Large Language Models (LLMs) have become foundational components in a wide range of applications, including natural language understanding and generation, embodied intelligence, and scientific discovery. As their computational requirements continue to grow, these models are increasingly deployed as cloud-based services, allowing users to access powerful LLMs via the Internet. However, this deployment model introduces a new class of threat: denial-of-service (DoS) attacks via unbounded reasoning, where adversaries craft specially designed inputs that cause the model to enter excessively long or infinite generation loops. These attacks can exhaust backend compute resources, degrading or denying service to legitimate users. To mitigate such risks, many LLM providers adopt a closed-source, black-box setting to obscure model internals. In this paper, we propose ThinkTrap, a novel input-space optimization framework for DoS attacks against LLM services even in black-box environments. The core idea of ThinkTrap is to first map discrete tokens into a continuous embedding space, then undertake efficient black-box optimization in a low-dimensional subspace exploiting input sparsity. The goal of this optimization is to identify adversarial prompts that induce extended or non-terminating generation across several state-of-the-art LLMs, achieving DoS with minimal token overhead. We evaluate the proposed attack across multiple commercial, closed-source LLM services.
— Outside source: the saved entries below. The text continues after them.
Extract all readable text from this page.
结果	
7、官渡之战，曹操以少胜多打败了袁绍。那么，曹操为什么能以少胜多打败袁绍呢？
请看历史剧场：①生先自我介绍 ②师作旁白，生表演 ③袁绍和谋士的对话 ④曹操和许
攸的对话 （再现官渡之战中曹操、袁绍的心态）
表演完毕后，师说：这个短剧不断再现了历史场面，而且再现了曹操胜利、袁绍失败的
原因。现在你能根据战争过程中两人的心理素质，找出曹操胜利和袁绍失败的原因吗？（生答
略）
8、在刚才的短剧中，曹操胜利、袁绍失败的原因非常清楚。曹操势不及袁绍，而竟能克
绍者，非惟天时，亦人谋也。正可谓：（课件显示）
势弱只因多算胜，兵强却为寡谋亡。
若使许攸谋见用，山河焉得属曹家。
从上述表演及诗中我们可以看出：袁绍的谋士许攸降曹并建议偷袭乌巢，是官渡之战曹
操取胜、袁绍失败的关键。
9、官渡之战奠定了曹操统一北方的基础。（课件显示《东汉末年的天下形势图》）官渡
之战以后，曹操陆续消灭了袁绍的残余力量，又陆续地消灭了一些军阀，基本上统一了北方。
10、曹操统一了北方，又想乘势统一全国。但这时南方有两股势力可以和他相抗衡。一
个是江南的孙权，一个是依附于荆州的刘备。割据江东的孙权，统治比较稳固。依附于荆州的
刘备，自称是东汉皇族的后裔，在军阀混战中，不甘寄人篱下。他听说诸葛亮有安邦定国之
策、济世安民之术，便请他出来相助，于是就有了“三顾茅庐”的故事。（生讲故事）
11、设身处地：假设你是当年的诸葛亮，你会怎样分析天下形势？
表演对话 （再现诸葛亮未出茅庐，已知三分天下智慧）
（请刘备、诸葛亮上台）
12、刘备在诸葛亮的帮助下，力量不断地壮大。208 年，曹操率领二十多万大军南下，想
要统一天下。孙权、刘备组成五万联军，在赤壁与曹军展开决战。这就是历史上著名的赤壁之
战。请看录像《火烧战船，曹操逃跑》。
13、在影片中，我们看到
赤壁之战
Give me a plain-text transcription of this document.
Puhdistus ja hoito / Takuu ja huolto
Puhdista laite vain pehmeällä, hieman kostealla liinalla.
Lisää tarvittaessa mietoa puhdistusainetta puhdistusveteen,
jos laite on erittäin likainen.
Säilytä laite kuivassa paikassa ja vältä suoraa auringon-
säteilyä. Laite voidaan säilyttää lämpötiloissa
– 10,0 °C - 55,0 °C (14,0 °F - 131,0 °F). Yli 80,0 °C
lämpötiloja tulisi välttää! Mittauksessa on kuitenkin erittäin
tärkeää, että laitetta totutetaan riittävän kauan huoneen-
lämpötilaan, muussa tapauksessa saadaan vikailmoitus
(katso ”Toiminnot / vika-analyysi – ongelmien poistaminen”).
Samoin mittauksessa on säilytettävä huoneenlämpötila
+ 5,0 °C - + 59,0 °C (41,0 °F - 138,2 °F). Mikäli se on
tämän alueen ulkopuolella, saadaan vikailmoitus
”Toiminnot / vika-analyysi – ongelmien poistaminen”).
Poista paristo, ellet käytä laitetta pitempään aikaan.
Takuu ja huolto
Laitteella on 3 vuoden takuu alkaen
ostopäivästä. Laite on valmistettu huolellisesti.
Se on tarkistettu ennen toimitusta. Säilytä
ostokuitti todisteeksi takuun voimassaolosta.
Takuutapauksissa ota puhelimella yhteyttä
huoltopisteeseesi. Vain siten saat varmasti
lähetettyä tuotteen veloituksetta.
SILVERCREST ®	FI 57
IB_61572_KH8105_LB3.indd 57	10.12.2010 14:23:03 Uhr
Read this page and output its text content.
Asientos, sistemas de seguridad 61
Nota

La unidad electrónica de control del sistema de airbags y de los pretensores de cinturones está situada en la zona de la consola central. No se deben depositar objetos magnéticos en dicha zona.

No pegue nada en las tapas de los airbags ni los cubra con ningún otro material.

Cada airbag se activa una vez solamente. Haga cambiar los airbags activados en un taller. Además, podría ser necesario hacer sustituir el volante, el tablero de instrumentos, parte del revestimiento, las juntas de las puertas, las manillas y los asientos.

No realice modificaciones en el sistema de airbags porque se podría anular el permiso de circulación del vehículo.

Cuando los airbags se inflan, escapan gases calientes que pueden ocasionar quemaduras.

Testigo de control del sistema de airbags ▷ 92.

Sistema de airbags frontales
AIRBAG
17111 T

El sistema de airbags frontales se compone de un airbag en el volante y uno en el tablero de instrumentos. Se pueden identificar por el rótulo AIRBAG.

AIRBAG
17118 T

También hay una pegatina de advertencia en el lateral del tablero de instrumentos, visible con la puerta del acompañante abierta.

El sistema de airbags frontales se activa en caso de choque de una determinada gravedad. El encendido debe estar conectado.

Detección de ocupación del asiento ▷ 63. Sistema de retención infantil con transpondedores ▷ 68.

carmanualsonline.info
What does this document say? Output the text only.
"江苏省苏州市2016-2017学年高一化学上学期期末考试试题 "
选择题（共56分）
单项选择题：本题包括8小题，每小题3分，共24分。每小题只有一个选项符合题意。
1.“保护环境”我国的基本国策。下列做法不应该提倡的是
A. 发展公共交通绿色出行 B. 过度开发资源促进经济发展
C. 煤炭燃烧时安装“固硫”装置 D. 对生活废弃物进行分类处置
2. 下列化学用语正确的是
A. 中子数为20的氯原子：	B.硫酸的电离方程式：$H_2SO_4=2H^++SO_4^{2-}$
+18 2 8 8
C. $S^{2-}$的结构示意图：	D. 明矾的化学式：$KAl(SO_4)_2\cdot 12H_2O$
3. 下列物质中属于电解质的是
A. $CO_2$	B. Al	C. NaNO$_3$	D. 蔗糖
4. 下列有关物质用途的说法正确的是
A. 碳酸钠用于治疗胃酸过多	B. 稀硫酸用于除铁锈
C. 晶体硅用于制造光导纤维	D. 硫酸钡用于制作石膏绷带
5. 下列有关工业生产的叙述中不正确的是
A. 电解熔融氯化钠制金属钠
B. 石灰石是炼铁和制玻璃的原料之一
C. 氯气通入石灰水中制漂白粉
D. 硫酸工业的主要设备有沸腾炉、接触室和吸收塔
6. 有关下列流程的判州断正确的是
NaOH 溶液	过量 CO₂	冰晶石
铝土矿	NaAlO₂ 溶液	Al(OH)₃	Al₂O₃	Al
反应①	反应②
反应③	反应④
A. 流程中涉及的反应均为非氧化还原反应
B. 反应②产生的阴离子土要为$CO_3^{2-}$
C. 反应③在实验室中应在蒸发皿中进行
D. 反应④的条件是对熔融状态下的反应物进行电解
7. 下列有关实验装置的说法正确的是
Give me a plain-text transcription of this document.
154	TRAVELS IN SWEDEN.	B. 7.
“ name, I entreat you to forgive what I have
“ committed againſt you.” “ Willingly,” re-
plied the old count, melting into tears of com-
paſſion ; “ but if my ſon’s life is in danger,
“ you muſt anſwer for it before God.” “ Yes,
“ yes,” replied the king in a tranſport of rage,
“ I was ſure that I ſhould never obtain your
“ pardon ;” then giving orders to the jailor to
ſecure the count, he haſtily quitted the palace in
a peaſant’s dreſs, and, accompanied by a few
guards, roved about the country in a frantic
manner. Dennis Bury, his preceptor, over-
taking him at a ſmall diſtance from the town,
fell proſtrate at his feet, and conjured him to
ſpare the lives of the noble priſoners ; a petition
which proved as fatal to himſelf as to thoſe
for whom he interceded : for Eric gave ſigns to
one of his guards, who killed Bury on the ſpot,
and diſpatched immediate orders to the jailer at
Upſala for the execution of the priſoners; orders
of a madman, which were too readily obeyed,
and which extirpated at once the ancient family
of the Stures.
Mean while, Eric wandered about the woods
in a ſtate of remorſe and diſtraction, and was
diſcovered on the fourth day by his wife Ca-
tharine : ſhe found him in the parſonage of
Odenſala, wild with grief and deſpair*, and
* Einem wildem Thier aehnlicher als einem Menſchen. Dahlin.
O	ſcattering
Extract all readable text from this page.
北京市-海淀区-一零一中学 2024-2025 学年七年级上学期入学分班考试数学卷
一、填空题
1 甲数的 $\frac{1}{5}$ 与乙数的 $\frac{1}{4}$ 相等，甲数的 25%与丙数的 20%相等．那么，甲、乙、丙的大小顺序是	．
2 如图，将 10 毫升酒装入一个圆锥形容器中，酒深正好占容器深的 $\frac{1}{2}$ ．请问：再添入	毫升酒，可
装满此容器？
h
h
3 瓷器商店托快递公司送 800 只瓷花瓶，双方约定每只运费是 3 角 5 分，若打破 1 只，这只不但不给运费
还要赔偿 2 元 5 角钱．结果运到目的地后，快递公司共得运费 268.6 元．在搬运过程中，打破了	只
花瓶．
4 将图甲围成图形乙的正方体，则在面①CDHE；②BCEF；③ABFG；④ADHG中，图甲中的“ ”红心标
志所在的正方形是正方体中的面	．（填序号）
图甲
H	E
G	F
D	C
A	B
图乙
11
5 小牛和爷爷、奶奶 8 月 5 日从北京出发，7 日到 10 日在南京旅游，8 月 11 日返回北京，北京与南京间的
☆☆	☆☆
Our results demonstrate that, even far under the restrictive request frequency limits commonly enforced by these platforms, typically capped at ten requests per minute (10 RPM), the attack can degrade service throughput to as low as 1% of its original capacity, and in some cases, induce complete service failure.

Paper Structure

This paper contains 45 sections, 8 equations, 7 figures, 2 tables.

Figures (7)

  • Figure 1: Attack overview of the proposed ThinkTrap system, where the attack prompts are first generated offline and then injected into the LLM in a stealthy way to conduct a denial-of-service attack.
  • Figure 2: Output length of DeepSeek R1 with respect to the upper bound of 4096 on ThinkTrap under (a) different prompt lengths and (b) different latent vector dimensions, where a non-monotonic trend can be observed in both hyperparameters for a balance of prompt expressiveness and search efficiency.
  • Figure 3: Output length of the evaluated eight LLMs on ThinkTrap and all the four baselines with respect to the upper bound of 4096, where different baseline methods exhibit varying performance across different models, but ThinkTrap consistently achieves the highest output length across all LLMs. The advantage of ThinkTrap is particularly evident under lower generation budgets, demonstrating its efficiency in maximizing output with minimal resources.
  • Figure 4: Output length relative to the maximum limit of 4096 tokens for the eight evaluated LLMs under ThinkTrap, across varying decoding temperatures (i.e., 0, 0.7, 1, 1.7), where higher temperatures, introducing greater sampling randomness, consistently result in longer outputs.
  • Figure 5: Impact of ThinkTrap attack on the DeepSeek Llama service with a just allowed attack rate of 10 RPM based on the Transformers library using 4 NVIDIA 2080ti GPUs with different output token limitations, where only the unrealistic limitation of 128 tokens can successfully defend the attack.